W3C home > Mailing lists > Public > www-style@w3.org > December 2002

Re: CSS parser recovery

From: Ian Hickson <ian@hixie.ch>
Date: Sat, 14 Dec 2002 09:50:29 +0000 (GMT)
To: Tantek Çelik <tantek@cs.stanford.edu>
Cc: "www style w3.org" <www-style@w3.org>
Message-ID: <Pine.LNX.4.21.0212140937380.21095-100000@dhalsim.dreamhost.com>

On Sat, 14 Dec 2002, Tantek Çelik wrote:
>> We already know the syntax isn't valid,
> 
> Not true.  We know that the portion up to the property _is_valid_, that's
> why we're following the specific rules for parsing declarations, rather than
> the rules for parsing unknown @rules (and certainly not the rules for
> parsing unknown values).

I don't see why those rules would be different. (And I disagree that the
spec says that they are: the bits you quote seem to me to be saying "this
is what you should write" not "this is what you should parse".)

If you read the part of the spec you quoted and ignore the generic
definition of "block" then the CSS we are talking about,

    a { b { c } }

...is unpareasble, because after "b" the only allowed token is a colon.

Since it isn't a colon, you know the sheet isn't valid, and you fall back
on the generic syntax.


> The specific rules for parsing a declaration block override the generic
> rules for parsing a block. 

Even if they did, they don't cover this case.

But I don't think they do, I think they are merely a superset.

Otherwise, you end up with the situation where the following:

   @foo { a { b: c; } }

...is one block, but the following:

   Ofoo { a { b: c; } }

...is a block followed by an unexpected '}' token.

And I cannot see any way that that is desirable.
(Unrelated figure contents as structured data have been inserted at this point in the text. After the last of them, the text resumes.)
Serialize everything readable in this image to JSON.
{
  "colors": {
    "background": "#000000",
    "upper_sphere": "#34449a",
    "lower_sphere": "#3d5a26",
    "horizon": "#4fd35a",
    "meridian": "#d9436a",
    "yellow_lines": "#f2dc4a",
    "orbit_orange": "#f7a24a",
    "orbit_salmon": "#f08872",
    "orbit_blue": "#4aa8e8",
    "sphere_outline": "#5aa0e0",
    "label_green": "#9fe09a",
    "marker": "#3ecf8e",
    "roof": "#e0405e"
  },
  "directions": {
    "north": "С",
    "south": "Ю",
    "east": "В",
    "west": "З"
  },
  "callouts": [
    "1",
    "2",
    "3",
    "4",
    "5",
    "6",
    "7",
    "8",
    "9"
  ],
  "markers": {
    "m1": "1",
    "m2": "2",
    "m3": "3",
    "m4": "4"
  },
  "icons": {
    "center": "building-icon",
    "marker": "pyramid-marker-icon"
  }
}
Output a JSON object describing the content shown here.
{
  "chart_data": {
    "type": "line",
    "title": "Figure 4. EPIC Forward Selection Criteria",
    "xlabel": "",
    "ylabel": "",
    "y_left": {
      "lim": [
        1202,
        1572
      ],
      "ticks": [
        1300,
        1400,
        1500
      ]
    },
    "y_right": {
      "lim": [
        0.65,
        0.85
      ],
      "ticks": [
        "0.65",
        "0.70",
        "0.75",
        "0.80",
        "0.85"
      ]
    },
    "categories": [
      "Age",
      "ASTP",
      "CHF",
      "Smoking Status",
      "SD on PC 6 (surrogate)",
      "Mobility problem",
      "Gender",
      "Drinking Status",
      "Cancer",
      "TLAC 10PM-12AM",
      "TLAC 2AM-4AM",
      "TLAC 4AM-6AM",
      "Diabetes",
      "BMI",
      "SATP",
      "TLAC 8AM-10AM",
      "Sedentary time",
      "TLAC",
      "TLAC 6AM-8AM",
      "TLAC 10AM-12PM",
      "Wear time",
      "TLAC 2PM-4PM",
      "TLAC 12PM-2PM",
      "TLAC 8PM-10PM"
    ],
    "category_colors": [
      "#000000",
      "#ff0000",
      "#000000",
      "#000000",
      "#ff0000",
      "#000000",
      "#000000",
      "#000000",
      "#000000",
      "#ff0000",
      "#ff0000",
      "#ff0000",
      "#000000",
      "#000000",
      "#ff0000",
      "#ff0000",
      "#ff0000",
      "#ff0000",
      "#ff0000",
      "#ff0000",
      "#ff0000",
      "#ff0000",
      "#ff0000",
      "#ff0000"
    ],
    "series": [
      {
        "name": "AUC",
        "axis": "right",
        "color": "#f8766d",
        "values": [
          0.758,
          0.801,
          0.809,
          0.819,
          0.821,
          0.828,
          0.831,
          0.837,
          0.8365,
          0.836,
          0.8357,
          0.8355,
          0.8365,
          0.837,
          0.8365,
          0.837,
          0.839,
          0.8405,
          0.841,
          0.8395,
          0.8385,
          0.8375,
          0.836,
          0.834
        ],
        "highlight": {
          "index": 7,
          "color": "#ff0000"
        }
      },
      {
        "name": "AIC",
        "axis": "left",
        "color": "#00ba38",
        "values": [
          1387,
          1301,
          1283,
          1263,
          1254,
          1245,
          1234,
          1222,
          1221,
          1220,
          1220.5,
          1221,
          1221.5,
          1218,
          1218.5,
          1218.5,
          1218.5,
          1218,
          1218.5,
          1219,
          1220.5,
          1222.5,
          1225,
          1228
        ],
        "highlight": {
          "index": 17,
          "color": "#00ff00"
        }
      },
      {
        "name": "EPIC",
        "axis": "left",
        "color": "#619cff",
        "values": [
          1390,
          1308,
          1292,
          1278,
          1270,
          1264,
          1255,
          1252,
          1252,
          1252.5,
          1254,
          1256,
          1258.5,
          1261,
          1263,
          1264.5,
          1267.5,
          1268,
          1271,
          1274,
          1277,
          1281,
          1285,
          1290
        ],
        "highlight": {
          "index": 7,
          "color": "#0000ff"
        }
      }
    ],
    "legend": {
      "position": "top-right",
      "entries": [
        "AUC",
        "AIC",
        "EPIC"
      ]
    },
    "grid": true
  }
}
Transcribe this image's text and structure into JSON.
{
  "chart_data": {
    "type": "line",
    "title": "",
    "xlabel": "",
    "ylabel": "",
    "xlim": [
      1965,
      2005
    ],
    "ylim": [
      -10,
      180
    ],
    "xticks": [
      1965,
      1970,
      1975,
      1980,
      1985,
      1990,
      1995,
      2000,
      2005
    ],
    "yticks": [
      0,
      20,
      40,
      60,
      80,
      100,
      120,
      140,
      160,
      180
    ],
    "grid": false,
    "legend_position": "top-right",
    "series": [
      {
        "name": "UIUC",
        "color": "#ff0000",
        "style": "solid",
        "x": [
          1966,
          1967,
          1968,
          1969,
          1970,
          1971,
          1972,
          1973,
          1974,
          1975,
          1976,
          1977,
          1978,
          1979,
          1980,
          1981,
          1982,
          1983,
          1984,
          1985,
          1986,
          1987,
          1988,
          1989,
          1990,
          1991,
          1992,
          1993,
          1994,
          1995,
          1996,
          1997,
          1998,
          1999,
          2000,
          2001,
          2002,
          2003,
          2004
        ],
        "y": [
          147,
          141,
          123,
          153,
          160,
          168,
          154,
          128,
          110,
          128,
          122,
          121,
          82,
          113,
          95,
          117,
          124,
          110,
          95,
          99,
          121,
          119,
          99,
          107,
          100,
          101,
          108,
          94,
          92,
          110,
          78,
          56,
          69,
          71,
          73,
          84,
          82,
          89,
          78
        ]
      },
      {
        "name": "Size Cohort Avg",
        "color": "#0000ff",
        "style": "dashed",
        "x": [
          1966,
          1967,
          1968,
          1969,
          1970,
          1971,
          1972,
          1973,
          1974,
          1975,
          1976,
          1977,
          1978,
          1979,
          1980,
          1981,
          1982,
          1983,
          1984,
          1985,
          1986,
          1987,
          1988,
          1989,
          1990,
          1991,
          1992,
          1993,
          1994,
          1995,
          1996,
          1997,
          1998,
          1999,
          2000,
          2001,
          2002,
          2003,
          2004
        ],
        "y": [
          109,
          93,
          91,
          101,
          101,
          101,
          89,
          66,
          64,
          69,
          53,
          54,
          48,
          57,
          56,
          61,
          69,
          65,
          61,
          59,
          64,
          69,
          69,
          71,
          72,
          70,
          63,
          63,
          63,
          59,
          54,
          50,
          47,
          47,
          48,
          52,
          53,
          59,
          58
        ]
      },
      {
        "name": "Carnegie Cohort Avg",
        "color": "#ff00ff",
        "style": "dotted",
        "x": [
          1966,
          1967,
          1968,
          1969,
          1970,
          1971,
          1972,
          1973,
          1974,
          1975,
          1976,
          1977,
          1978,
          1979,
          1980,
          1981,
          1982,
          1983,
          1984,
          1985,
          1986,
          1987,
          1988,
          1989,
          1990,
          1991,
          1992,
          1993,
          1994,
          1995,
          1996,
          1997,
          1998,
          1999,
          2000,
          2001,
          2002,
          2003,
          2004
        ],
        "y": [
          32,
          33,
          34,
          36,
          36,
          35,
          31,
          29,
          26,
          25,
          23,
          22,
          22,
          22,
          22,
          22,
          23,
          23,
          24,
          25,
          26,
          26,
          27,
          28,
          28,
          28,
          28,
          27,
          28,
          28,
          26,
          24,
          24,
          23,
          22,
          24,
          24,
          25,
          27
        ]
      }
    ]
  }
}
Also, your way makes it impossible for us to extend CSS to allow blocks on
the property side, as in:

   h1 {
    font-size { minimum, preferred, maximum }: 9px, 16px, 72px;
   }

...or whatever.


> And in a declaration block a property is an identifier which cannot
> contain a block

Well of course an identifier cannot _contain_ a block. But it can be
followed by one, that just means the stylesheet isn't a CSS1-only
stylesheet, and everything up to the end of the declaration, passing all
nested brackets, braces, parenthesis and treating quotes as delimiting
strings, should be ignored.


> and thus the open brace following the property name simply causes the
> declaration to be ignored, without opening a block.

I don't see any reasoning for that conclusion in the spec. Nowhere does it
mention ignoring a brace. It goes to great lengths to say that braces have
to nest correctly, in fact.

-- 
Ian Hickson                                      )\._.,--....,'``.    fL
"meow"                                          /,   _.. \   _\  ;`._ ,.